Crowcon - gasdetectie om levens te redden
Zoeken op
ARTIKEL
Waarom kalibreren we?

Er zijn twee hoofdredenen voor ijking. Ten eerste werken gasdetectoren vaak in ruwe omgevingen: hoge en lage temperaturen en/of vochtigheid; ze kunnen worden blootgesteld aan verontreinigingen, zoals oplosmiddelen, siliconen, enz.; blootstelling aan gassen; evenals de leeftijd van een sensor; al deze factoren kunnen ertoe leiden dat de mate waarin de detector op een bepaalde gasconcentratie reageert, verandert; de detector kan bijvoorbeeld 46% LEL aflezen terwijl het werkelijke niveau 50% LEL is.

Ten tweede willen de meeste locatiemanagers, veiligheidsfunctionarissen en gebruikers dat hun instrument op een of andere manier wordt geregistreerd om aan te geven dat het instrument is gekalibreerd en het gewenste resultaat oplevert (d.w.z. dat het op gas reageert). Op instrumenten wordt niet alleen de sensor op de juiste respons gekalibreerd, maar wordt ook een kalibratiedatum ingesteld, zodat u kunt zien wanneer de kalibratie is uitgevoerd en wanneer de volgende kalibratie moet plaatsvinden, en u krijgt een kalibratiecertificaat als bewijs.

Bumptest vs. kalibratie

Het verschil tussen een bumptest en kalibrering is dat een bumptest een korte blootstelling aan gas is om na te gaan of de sensoren binnen een bepaalde grens reageren en de alarmen van de detector naar behoren functioneren.

Een ijking is een "resetting" van de respons van de detector tegen een bekende concentratie van het doelgas, in een evenwicht van synthetische lucht of stikstof.

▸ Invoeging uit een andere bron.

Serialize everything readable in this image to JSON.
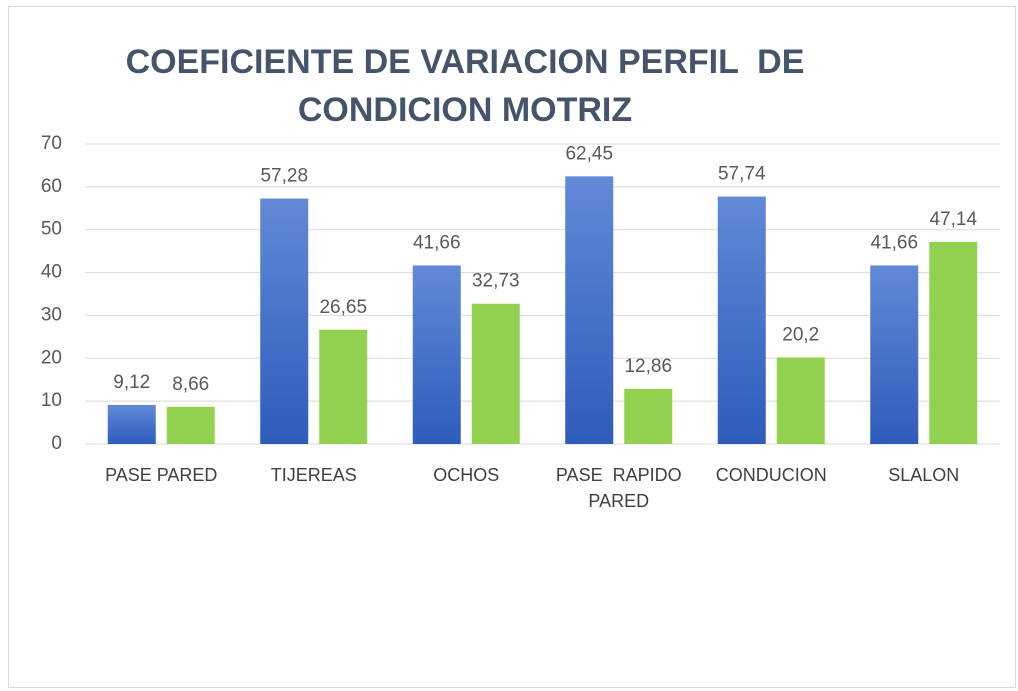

Hierdoor wordt de relatie tussen de aflezing van de detector en de werkelijke concentratie van het betrokken componentgas bepaald. Bij afstelling wordt de respons van de detector gewijzigd om de aflezing in overeenstemming te brengen met wat wordt verwacht bij blootstelling van het instrument aan de bekende bron.

Kalibratie uitvoeren

Bij de ijking is het van belang het ijkproces op gecontroleerde wijze uit te voeren, rekening houdend met stromingstrajecten en debieten, druk, temperatuur, vochtigheid, gebruikte gassen, kruisgevoeligheden, de tijd die de sensoren nodig hebben om te reageren, en de uitputting van afvalgas, alsmede met eventuele aanvullende vereisten die door de fabrikant van de detector zijn aangegeven. De ijking gebeurt gewoonlijk in twee fasen. In de eerste stap wordt het nulpunt van het instrument ingesteld op een achtergrond van verse lucht, synthetische lucht of stikstof, zodat de meetwaarden gelijk zijn aan die welke in schone lucht worden verwacht. In de tweede stap wordt de detector blootgesteld aan kalibratiegas dat bekende concentraties bevat van het gas waarvoor de sensor is ontworpen om te meten, en wordt elke afwijking bijgesteld tot de juiste aflezing. Een andere mogelijkheid is kruiskalibratie, waarbij een ander gastype wordt gebruikt en een kruiskalibratiefactor wordt toegepast om de vereiste respons op het doelgas te verkrijgen.

Hoe vaak moet u uw gasdetector kalibreren?

De frequentie waarmee het instrument moet worden gekalibreerd kan variëren, maar het verdient aanbeveling de informatie van de toepassing en de omgeving te combineren met die van de gebruiker, de fabrikant en de dienstverlener. Over het algemeen is een risicobeoordeling nodig om te bevestigen dat een kalibratieperiode adequaat is. En vergeet niet dat tussen de kalibratieperiodes regelmatige bumptests aan te bevelen zijn.